De fato, era supérfluo dirigir-se a quem não ouvia e fazer uma apóstrofe a um pequenino e
em lactação.
[Mas] penso que posso ter encontrado esta razão: porque tudo o que foi escrito a seu respeito relata feitos maravilhosos: João maravilhosamente nasceu e, com o anúncio de um anjo, veio ao mundo; depois de Maria ter estado morando na casa de Isabel por três meses, foi posto no mundo.
Porque, se duvidas que aquele imediatamente posto no mundo possa ouvir as palavras do pai e saber o que elas sejam – porque a ele é dito: “e tu, menino, serás chamado profeta do Altíssimo” –, considera que foram muito mais maravilhosos os acontecimentos anteriores: “eis que a voz da tua saudação mal chegou aos meus ouvidos e a criança exultou em júbilo em meu ventre”.
Se, com efeito, até aqui encerrado no ventre da mãe, ouviu Jesus e, ouvindo-o, exultou e alegrou-se, por que não crer que ele, uma vez nascido, tenha podido ouvir e compreender a profecia do pai que lhe diz: “e tu, menino, serás chamado profeta do Altíssimo; pois irás adiante do Senhor para preparar seus caminhos?”.
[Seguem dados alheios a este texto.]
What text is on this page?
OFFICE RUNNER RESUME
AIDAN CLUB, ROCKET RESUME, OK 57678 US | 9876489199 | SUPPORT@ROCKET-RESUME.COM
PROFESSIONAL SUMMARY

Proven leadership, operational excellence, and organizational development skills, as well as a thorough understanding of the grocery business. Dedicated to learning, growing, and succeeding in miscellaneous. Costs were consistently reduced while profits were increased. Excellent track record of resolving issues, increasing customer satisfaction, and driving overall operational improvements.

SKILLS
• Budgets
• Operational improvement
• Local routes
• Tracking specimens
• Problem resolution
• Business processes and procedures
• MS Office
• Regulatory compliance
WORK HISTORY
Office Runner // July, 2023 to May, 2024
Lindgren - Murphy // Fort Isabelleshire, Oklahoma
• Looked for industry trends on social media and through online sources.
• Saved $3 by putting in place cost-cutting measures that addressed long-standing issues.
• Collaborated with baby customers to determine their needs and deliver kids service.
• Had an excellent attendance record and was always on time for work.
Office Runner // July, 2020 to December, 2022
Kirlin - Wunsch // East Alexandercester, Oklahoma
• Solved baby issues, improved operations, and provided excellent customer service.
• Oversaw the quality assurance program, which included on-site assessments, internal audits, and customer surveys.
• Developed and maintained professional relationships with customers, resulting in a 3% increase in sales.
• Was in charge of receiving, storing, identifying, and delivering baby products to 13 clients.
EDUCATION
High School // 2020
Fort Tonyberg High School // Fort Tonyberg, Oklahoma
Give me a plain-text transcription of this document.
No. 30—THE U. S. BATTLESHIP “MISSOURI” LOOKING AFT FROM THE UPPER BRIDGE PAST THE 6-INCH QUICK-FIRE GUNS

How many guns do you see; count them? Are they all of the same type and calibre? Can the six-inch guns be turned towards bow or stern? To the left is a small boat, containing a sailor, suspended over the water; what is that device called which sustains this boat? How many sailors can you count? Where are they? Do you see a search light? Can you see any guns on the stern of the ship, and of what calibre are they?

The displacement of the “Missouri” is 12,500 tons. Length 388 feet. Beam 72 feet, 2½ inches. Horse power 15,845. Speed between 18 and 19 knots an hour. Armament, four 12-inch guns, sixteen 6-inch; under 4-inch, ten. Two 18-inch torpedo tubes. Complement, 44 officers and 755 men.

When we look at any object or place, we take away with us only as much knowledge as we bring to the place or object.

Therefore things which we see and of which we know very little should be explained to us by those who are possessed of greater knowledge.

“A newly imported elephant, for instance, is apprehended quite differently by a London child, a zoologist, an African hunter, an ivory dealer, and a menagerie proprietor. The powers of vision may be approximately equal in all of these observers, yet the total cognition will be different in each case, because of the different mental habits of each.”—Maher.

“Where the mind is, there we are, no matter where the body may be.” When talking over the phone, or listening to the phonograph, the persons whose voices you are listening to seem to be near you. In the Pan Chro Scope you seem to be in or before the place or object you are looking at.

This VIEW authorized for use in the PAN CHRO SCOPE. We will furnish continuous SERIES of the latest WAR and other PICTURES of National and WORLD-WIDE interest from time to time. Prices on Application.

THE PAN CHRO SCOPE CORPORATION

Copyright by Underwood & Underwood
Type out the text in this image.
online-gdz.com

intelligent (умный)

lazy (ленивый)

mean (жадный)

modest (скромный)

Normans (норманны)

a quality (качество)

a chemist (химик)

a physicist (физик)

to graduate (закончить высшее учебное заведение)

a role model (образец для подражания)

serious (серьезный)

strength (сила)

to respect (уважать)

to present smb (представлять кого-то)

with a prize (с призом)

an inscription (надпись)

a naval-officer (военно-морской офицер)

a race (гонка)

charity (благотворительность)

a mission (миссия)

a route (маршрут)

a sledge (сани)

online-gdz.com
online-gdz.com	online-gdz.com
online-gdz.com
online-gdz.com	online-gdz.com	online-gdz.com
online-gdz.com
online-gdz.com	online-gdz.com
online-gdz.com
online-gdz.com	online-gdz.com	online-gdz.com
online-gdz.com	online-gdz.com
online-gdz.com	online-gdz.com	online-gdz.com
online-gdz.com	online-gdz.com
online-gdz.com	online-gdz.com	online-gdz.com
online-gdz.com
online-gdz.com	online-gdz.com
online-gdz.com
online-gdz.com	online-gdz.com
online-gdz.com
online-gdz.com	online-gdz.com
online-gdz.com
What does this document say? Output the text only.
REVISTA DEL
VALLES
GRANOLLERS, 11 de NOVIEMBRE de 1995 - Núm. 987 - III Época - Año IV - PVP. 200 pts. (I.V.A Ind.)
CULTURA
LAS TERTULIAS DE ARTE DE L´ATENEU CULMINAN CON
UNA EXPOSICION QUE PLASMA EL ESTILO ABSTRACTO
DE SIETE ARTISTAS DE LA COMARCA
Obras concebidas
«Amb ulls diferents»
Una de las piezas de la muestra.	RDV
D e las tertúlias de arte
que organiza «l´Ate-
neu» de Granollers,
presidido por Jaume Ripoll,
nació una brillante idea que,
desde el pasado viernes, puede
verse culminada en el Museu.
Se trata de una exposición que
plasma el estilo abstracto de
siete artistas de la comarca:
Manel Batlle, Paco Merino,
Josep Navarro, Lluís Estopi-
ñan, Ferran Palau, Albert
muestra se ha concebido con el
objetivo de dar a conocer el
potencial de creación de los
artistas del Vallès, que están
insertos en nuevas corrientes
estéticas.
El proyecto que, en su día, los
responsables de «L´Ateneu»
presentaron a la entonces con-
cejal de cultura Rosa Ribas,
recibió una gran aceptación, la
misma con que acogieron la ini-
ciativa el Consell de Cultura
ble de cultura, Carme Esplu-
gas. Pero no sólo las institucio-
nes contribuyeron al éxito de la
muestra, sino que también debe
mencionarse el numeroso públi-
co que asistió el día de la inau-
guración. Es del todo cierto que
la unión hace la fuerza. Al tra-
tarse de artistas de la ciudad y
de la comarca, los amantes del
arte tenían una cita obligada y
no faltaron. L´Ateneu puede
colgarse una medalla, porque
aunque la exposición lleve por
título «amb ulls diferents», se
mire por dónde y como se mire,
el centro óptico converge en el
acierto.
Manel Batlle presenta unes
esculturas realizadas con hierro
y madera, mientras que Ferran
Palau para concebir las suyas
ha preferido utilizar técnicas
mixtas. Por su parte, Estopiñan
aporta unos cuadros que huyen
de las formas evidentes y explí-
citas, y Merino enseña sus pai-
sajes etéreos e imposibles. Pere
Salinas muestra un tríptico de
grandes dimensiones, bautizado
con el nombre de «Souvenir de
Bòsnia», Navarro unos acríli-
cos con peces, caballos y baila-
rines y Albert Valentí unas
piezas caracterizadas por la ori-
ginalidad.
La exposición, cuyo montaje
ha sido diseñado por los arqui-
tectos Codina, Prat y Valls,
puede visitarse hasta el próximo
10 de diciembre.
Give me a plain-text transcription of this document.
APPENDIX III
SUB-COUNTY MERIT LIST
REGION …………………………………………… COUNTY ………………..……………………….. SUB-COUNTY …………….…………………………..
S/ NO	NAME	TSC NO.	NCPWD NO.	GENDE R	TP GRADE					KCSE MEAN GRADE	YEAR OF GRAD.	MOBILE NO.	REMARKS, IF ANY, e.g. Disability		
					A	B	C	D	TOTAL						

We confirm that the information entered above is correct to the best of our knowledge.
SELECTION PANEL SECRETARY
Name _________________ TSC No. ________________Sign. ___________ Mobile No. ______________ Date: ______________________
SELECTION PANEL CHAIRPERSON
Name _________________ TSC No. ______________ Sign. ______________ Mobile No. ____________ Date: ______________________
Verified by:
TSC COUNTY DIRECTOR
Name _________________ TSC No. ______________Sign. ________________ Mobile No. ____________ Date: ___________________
Eu penso que Zacarias se apressou para falar com o pequenino, porque sabia que, pouquíssimo tempo depois, iria viver no deserto, e que não poderia mais ter a presença dele. “Com efeito, a criança vivia no deserto até o dia de sua manifestação para Israel”.
Também Moisés morou no deserto, mas depois de completar quarenta anos de idade; fugiu do Egito e, durante outros quarenta anos, guardou os rebanhos de Jetro.
João, pelo contrário, assim que nasceu, passou a viver no deserto e aquele que “foi o maior entre os nascidos das mulheres”, pareceu digno de uma educação mais elevada. É dele que fala o profeta: “eis que envio meu anjo diante de tua face”.
Com razão, é chamado anjo aquele que fora enviado adiante do Senhor e pôde ouvir e compreender, assim que nasceu, o pai que profetizava. Por isso, nós que acreditamos em tantas coisas maravilhosas, creiamos igualmente na ressurreição, creiamos também nas promessas do reino dos céus, que devem se cumprir e que o Espírito Santo nos garante quotidianamente.
Receberemos tudo isso, que está escrito de modo maravilhoso, mais do que podemos perceber, em Cristo Jesus: “a quem pertencem a glória e o poder nos séculos dos séculos. Amém”.

O que você destaca no texto?
Como ele serve para sua espiritualidade?